A Versailles, così come tanti altri grandi prima di lui, Luigi XIV aveva messo in atto una versione mondana del divide et impera – tutti quegli aristocratici e nobildonne, quelle “persone oneste” che in passato avevano dato tante noie a Mazzarino e a sua madre ora si accapigliavano per il suo favore.

Luigi riceve il Doge di Genova alla Reggia di Versailles, il 15 maggio 1685 dopo il bombardamento di Genova.

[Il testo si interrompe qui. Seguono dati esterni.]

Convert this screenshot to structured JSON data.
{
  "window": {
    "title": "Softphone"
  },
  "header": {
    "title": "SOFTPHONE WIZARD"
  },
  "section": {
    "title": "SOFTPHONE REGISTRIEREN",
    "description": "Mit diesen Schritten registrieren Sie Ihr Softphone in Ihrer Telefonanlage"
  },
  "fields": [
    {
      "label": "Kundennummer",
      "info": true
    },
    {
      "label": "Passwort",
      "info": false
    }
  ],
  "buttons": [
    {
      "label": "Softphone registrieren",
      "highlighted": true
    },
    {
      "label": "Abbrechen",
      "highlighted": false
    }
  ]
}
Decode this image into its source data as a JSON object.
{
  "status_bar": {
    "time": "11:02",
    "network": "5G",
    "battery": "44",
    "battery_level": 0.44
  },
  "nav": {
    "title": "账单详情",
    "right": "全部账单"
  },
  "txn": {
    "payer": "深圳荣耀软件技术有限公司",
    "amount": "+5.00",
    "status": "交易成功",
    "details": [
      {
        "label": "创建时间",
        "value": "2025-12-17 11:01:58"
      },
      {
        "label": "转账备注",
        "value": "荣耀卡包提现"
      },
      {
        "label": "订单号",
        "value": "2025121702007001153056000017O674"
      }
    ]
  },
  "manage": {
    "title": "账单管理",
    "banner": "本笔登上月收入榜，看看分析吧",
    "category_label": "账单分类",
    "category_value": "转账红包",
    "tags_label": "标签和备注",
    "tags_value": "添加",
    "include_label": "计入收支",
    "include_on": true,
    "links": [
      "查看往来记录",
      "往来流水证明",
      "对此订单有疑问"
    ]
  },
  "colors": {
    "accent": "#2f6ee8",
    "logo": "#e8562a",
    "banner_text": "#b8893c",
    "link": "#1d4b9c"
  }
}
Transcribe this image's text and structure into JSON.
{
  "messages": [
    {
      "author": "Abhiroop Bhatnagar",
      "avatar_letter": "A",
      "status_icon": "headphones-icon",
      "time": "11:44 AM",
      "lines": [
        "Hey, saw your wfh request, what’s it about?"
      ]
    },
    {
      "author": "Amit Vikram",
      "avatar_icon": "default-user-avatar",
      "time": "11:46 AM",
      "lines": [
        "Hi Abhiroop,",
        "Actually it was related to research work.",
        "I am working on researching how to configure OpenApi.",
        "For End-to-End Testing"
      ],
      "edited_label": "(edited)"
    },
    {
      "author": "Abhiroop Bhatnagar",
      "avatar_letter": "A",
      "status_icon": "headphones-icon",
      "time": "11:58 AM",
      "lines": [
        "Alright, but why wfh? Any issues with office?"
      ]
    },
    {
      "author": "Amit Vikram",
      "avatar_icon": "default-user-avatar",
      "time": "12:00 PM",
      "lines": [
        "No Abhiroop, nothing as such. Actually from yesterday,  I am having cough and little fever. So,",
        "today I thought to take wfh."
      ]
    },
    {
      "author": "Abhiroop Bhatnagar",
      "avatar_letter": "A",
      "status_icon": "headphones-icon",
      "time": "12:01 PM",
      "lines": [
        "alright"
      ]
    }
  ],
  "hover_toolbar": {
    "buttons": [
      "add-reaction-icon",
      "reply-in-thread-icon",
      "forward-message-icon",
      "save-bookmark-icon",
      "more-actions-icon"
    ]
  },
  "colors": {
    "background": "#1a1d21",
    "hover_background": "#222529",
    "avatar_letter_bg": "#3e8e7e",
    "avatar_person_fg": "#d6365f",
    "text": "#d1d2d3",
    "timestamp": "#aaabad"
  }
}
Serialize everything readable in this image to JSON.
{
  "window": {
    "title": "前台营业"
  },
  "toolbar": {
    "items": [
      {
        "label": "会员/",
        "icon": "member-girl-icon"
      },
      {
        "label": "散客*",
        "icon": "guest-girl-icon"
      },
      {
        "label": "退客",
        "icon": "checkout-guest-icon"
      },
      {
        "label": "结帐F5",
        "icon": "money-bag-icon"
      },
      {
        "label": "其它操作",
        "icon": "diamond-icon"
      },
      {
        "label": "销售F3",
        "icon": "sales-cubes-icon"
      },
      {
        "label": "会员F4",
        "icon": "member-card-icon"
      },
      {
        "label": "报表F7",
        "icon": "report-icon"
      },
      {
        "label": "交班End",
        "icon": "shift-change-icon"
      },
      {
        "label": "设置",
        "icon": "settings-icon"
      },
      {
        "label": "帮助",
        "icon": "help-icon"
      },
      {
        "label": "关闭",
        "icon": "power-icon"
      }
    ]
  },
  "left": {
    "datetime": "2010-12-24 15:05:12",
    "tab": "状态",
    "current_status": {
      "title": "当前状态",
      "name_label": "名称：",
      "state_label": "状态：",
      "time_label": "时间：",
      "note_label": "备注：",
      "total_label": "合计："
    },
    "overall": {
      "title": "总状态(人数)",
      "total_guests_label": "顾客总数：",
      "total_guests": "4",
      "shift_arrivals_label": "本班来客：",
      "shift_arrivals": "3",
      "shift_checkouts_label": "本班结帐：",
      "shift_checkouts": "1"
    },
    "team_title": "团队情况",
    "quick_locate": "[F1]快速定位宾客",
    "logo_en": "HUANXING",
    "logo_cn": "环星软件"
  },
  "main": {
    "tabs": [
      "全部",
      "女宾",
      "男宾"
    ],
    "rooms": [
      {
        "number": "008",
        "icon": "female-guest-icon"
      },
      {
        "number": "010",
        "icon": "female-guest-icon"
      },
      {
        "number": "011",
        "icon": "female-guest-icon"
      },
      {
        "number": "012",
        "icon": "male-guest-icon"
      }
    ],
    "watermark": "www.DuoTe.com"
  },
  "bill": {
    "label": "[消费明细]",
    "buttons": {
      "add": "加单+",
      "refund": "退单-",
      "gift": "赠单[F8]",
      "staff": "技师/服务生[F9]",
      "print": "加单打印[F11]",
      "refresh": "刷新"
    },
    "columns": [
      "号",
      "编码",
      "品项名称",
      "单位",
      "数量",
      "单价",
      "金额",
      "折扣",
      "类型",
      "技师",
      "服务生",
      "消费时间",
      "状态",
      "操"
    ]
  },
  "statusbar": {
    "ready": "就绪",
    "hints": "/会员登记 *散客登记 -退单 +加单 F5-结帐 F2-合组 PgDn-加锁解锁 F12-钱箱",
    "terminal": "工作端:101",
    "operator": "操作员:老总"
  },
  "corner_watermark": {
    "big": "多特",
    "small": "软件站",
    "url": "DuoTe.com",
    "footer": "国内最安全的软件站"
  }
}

Il Palazzo fu non solo un simbolo del potere personale di Luigi, ma anche una pietra miliare nello stabilire la supremazia francese nella storia e nel mondo. Nel Salone degli Specchi vennero ricevuti ospiti e ambasciatori quali il Doge di Genova nel 1685, l’ambasciatore del Siam nel 1686 e di Persia nel 1715. Nel 1700, fu qui che Luigi accettò il testamento di Carlo II di Spagna che nominò suo nipote come Re di Spagna.
Tuttavia la politica economica ed estera di Luigi XIV non furono sempre stellari e quando nel 1715 il Re Sole morì la Francia si trovò a dover far fronte ad un debito pubblico fuori controllo che a lungo andare avrebbe compromesso le sorti della Monarchia. Nonostante cioè il Re Sole e la sua più grande creazione, la Reggia di Versailles, rimangono ancora emblemi del sentimento di grandeur della Francia, in Europa e nel mondo.